Alix Earle Admits to Posting Facetune Fail: ‘It Was So Obviously Fake’
Even content creator Alix Earle needs to take breaks from social media from time to time. In the latest episode of her podcast, Hot Mess with Alix Earle, she acknowledged that she has been “unplugging a little bit recently.” For her, social media breaks serve as a mental health boost.
But the pressures of her job certainly make it harder to do so. Because she has built such an open and honest brand on social media—one that really took off after she started sharing unfiltered photos of her skin and acne—she finds it difficult to step away from at times. If she doesn’t post in “real-time,” she admitted in the episode, Earle starts to feel “inauthentic” to her audience.
And that’s exactly what her audience appreciates: authenticity. Earle has built a platform on the basis of sharing unfiltered outtakes from her life—the good, the bad and the acne. But, as she revealed on the latest episode of Hot Mess, even she has gotten caught up in the social media game before. By that, we mean that Earle had a phase when Facetune played a role in her online presence.
According to the TikTok star, she first discovered the editing app in the summer before eighth grade. At the time, she thought she was one of the few people aware of the app. She thought she could manipulate her photos and “no one would know this is fake,” she remarked. There is one edited photo, in particular, that sticks out in Earle’s mind. Though she can no longer find it, she vividly recalls a swimwear snap in which her body was obviously edited.

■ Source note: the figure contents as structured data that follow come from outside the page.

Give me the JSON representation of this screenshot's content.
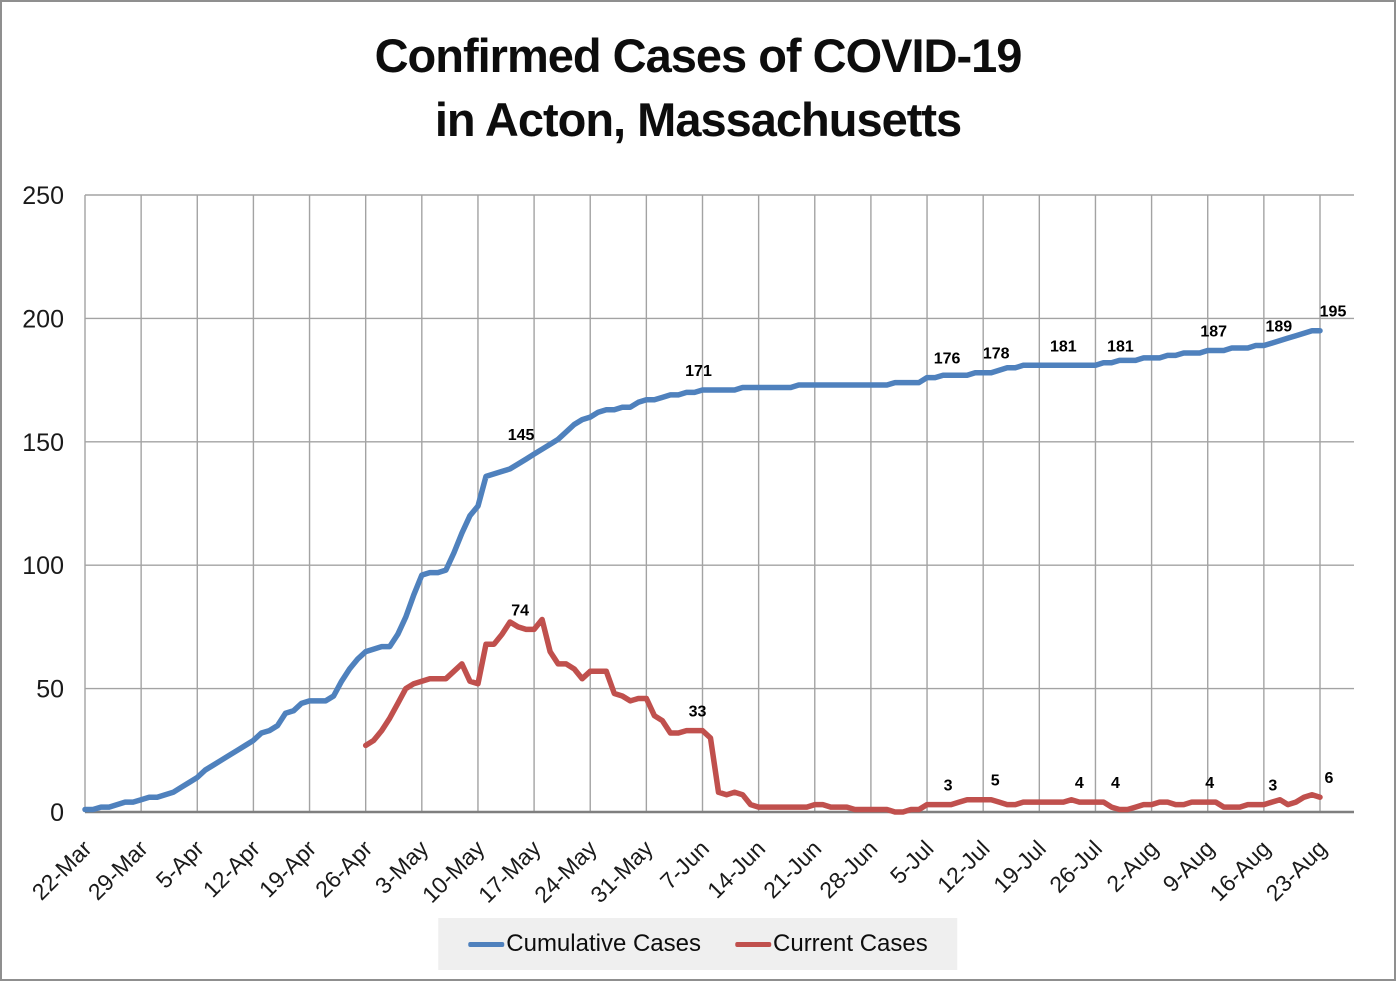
{
  "chart_data": {
    "type": "line",
    "title_line1": "Confirmed Cases of COVID-19",
    "title_line2": "in Acton, Massachusetts",
    "x_tick_labels": [
      "22-Mar",
      "29-Mar",
      "5-Apr",
      "12-Apr",
      "19-Apr",
      "26-Apr",
      "3-May",
      "10-May",
      "17-May",
      "24-May",
      "31-May",
      "7-Jun",
      "14-Jun",
      "21-Jun",
      "28-Jun",
      "5-Jul",
      "12-Jul",
      "19-Jul",
      "26-Jul",
      "2-Aug",
      "9-Aug",
      "16-Aug",
      "23-Aug"
    ],
    "x_tick_every_days": 7,
    "y_ticks": [
      0,
      50,
      100,
      150,
      200,
      250
    ],
    "ylim": [
      0,
      250
    ],
    "grid": true,
    "legend_position": "bottom-center",
    "colors": {
      "grid": "#a3a3a3",
      "axis": "#7f7f7f",
      "tick_text": "#1a1a1a",
      "label_text": "#000000",
      "legend_bg": "#efefef",
      "title_text": "#0d0d0d"
    },
    "series": [
      {
        "name": "Cumulative Cases",
        "color": "#4F81BD",
        "values": [
          1,
          1,
          2,
          2,
          3,
          4,
          4,
          5,
          6,
          6,
          7,
          8,
          10,
          12,
          14,
          17,
          19,
          21,
          23,
          25,
          27,
          29,
          32,
          33,
          35,
          40,
          41,
          44,
          45,
          45,
          45,
          47,
          53,
          58,
          62,
          65,
          66,
          67,
          67,
          72,
          79,
          88,
          96,
          97,
          97,
          98,
          105,
          113,
          120,
          124,
          136,
          137,
          138,
          139,
          141,
          143,
          145,
          147,
          149,
          151,
          154,
          157,
          159,
          160,
          162,
          163,
          163,
          164,
          164,
          166,
          167,
          167,
          168,
          169,
          169,
          170,
          170,
          171,
          171,
          171,
          171,
          171,
          172,
          172,
          172,
          172,
          172,
          172,
          172,
          173,
          173,
          173,
          173,
          173,
          173,
          173,
          173,
          173,
          173,
          173,
          173,
          174,
          174,
          174,
          174,
          176,
          176,
          177,
          177,
          177,
          177,
          178,
          178,
          178,
          179,
          180,
          180,
          181,
          181,
          181,
          181,
          181,
          181,
          181,
          181,
          181,
          181,
          182,
          182,
          183,
          183,
          183,
          184,
          184,
          184,
          185,
          185,
          186,
          186,
          186,
          187,
          187,
          187,
          188,
          188,
          188,
          189,
          189,
          190,
          191,
          192,
          193,
          194,
          195,
          195
        ]
      },
      {
        "name": "Current Cases",
        "color": "#C0504D",
        "values": [
          null,
          null,
          null,
          null,
          null,
          null,
          null,
          null,
          null,
          null,
          null,
          null,
          null,
          null,
          null,
          null,
          null,
          null,
          null,
          null,
          null,
          null,
          null,
          null,
          null,
          null,
          null,
          null,
          null,
          null,
          null,
          null,
          null,
          null,
          null,
          27,
          29,
          33,
          38,
          44,
          50,
          52,
          53,
          54,
          54,
          54,
          57,
          60,
          53,
          52,
          68,
          68,
          72,
          77,
          75,
          74,
          74,
          78,
          65,
          60,
          60,
          58,
          54,
          57,
          57,
          57,
          48,
          47,
          45,
          46,
          46,
          39,
          37,
          32,
          32,
          33,
          33,
          33,
          30,
          8,
          7,
          8,
          7,
          3,
          2,
          2,
          2,
          2,
          2,
          2,
          2,
          3,
          3,
          2,
          2,
          2,
          1,
          1,
          1,
          1,
          1,
          0,
          0,
          1,
          1,
          3,
          3,
          3,
          3,
          4,
          5,
          5,
          5,
          5,
          4,
          3,
          3,
          4,
          4,
          4,
          4,
          4,
          4,
          5,
          4,
          4,
          4,
          4,
          2,
          1,
          1,
          2,
          3,
          3,
          4,
          4,
          3,
          3,
          4,
          4,
          4,
          4,
          2,
          2,
          2,
          3,
          3,
          3,
          4,
          5,
          3,
          4,
          6,
          7,
          6
        ]
      }
    ],
    "point_labels": [
      {
        "series": 0,
        "day": 56,
        "text": "145",
        "dx": -13
      },
      {
        "series": 0,
        "day": 77,
        "text": "171",
        "dx": -4
      },
      {
        "series": 0,
        "day": 105,
        "text": "176",
        "dx": 20
      },
      {
        "series": 0,
        "day": 112,
        "text": "178",
        "dx": 13
      },
      {
        "series": 0,
        "day": 119,
        "text": "181",
        "dx": 24
      },
      {
        "series": 0,
        "day": 126,
        "text": "181",
        "dx": 25
      },
      {
        "series": 0,
        "day": 140,
        "text": "187",
        "dx": 6
      },
      {
        "series": 0,
        "day": 147,
        "text": "189",
        "dx": 15
      },
      {
        "series": 0,
        "day": 154,
        "text": "195",
        "dx": 13
      },
      {
        "series": 1,
        "day": 56,
        "text": "74",
        "dx": -14
      },
      {
        "series": 1,
        "day": 77,
        "text": "33",
        "dx": -5
      },
      {
        "series": 1,
        "day": 105,
        "text": "3",
        "dx": 21
      },
      {
        "series": 1,
        "day": 112,
        "text": "5",
        "dx": 12
      },
      {
        "series": 1,
        "day": 119,
        "text": "4",
        "dx": 40
      },
      {
        "series": 1,
        "day": 126,
        "text": "4",
        "dx": 20
      },
      {
        "series": 1,
        "day": 140,
        "text": "4",
        "dx": 2
      },
      {
        "series": 1,
        "day": 147,
        "text": "3",
        "dx": 9
      },
      {
        "series": 1,
        "day": 154,
        "text": "6",
        "dx": 9
      }
    ]
  },
  "legend": {
    "items": [
      {
        "label": "Cumulative Cases",
        "color": "#4F81BD"
      },
      {
        "label": "Current Cases",
        "color": "#C0504D"
      }
    ]
  }
}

As a middle schooler, she didn’t realize that other people would recognize that she had manipulated it. She didn’t realize that other people knew about Facetune. Now she admits that the photo “was so obviously fake,” but she didn’t understand that at the time—until her sister Ashtin pointed it out.
Now, years later, her approach is vastly different. Though she shares more of her life—and herself—on social media these days, she is now dedicated to authenticity. “I do try now ... to not touch any of my photos,” she revealed on the podcast, “especially now that I like to post my skin and everything.”
Earle found fame through authenticity. The SI Swimsuit inaugural digital cover star has no intentions of returning to her younger ways, and we (and her followers) appreciate that.